Senate panel hears allegations Meta, others stole IP for AI training


The Meta logo. Photo: Nikolas Kokovlis/NurPhoto via Getty Images
Company documents allege AI and tech leaders have been complicit in pirating protected intellectual property for training AI, per witness testimony the Senate Judiciary crime subcommittee heard on Wednesday.
The big picture: Authors and publishers have been scrambling to protect their copyrighted works from AI models as tech companies push for more flexibility to use such work.
Driving the news: Maxwell Pritt, a partner at law firm Boies Schiller Flexner LLP, shared allegations of what he calls "likely the largest domestic piracy of intellectual property in our nation's history" at the hearing.
- From Pritt's testimony: "That piracy includes hundreds of terabytes of data and many millions of works, including, for example, at least 12 books authored by members of this subcommittee."
- "At Meta, company documents show that Mark Zuckerberg himself made the call."
- "Company documents at Anthropic also show a blatant disregard for our copyright laws, preferring to pirate books to avoid or delay
the 'legal/practice/business slog,' as Anthropic's co-founder and CEO Dario Amodei put it."
Meta declined to comment. Anthropic and OpenAI did not immediately respond to requests for comment.
Context: Pritt, who's in charge of the firm's San Francisco office, is currently representing "authors, artists, and programmers in copyright infringement cases against AI companies including Meta, OpenAI, GitHub, and Midjourney," per his testimony.
- "Much of Meta's exploitation of pirated copyrighted works is now public through the efforts of my firm and our co-counsel on behalf of authors," his testimony reads.
- "Meta, OpenAI, Anthropic and others knowingly and intentionally pirated from illicit online marketplaces for financial gain and to seek a competitive advantage in AI," Pritt said at the hearing.
What they're saying: "For too long, AI companies and Big Tech have deceived the public. They have stolen copyrighted work and hurt content creators and the average Joe across America while making themselves rich," Sen.

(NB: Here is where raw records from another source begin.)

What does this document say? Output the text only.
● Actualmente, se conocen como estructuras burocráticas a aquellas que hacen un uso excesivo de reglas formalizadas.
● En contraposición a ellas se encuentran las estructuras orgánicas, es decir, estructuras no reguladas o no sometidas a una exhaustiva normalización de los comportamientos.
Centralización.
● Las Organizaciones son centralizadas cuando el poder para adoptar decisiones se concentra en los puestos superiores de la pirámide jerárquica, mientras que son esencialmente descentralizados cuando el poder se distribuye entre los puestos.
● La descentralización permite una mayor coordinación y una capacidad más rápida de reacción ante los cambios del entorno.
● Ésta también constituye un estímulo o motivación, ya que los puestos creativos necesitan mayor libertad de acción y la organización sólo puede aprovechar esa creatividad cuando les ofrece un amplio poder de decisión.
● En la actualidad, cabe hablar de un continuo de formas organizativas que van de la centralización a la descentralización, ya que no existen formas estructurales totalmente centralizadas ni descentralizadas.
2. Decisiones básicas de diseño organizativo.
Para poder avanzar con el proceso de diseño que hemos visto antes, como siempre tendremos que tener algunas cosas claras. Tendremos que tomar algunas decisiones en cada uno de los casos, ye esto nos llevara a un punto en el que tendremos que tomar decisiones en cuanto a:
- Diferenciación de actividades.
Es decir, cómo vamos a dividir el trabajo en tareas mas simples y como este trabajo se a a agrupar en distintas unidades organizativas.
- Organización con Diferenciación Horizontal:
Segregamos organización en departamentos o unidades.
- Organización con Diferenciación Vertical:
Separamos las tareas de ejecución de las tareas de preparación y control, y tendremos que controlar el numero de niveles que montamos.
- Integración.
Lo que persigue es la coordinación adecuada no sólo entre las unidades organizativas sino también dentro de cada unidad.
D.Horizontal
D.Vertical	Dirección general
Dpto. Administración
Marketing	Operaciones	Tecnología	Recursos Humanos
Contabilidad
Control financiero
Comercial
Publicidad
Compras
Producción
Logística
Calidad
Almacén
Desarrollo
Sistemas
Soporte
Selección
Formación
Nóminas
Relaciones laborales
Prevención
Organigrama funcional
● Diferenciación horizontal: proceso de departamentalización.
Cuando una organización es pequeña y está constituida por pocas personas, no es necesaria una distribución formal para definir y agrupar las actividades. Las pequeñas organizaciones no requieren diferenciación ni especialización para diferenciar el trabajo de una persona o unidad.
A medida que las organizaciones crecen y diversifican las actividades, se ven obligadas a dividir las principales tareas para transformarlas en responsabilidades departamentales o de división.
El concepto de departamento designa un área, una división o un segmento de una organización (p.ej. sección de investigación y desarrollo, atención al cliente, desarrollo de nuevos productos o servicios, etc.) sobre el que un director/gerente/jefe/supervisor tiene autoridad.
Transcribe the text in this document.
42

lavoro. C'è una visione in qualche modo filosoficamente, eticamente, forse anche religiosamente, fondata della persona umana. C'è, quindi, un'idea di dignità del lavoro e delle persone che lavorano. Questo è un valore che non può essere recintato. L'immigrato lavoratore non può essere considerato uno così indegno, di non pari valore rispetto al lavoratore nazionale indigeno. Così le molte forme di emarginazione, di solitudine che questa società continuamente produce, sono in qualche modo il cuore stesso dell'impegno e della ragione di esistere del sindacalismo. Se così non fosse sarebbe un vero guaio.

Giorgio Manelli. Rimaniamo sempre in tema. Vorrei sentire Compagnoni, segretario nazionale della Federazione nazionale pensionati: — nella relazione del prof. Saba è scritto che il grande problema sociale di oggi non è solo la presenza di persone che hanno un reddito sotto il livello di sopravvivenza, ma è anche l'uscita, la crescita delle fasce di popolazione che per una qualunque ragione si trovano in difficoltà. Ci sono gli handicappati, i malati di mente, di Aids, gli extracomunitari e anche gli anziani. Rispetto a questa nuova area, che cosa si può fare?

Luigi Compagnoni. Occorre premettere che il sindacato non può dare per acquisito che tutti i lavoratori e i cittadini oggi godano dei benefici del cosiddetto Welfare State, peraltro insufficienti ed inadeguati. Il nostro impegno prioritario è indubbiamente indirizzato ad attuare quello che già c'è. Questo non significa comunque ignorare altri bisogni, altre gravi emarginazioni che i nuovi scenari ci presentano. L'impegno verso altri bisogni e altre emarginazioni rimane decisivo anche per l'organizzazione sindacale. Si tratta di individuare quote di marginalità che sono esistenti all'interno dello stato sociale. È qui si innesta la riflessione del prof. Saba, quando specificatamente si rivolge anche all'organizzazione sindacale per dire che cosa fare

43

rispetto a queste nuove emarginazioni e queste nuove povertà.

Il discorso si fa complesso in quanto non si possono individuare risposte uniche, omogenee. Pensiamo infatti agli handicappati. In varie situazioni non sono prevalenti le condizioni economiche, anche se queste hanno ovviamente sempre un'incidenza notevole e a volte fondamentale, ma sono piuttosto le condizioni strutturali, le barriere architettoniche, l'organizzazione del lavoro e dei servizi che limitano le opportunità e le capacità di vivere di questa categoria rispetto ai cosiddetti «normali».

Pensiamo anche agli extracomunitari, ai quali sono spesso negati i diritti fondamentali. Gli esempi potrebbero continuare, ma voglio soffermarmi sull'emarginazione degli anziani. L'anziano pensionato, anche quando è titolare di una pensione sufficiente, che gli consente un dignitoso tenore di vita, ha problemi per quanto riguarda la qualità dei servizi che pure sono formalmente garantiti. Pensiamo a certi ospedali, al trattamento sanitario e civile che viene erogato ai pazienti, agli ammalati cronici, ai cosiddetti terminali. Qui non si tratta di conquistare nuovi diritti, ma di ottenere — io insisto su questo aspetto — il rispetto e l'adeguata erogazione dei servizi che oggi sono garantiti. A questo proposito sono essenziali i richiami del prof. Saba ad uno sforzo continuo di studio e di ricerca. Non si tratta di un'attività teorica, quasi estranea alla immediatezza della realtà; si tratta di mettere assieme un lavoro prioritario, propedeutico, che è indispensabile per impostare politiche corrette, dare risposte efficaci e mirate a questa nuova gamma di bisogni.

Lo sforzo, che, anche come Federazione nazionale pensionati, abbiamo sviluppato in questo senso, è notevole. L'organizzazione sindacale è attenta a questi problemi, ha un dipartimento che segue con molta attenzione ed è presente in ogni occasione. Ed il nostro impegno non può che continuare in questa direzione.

Josh Hawley, chair of the subcommittee, said in a statement to Axios ahead of the hearing.
- Companies have turned to "shadow libraries" and piracy networks to obtain datasets of copyrighted works, a subcommittee memo shared with Axios alleges.
- "For all of the talk about artificial intelligence and innovation, and the future that comes out of Silicon Valley, here's the truth that nobody wants to admit: AI companies are training their models on stolen material, period," Hawley said during the hearing.
Other witnesses testifying include author David Baldacci, Carnegie Mellon professor Michael Smith and law professors Bhamati Viswanathan and Edward Lee.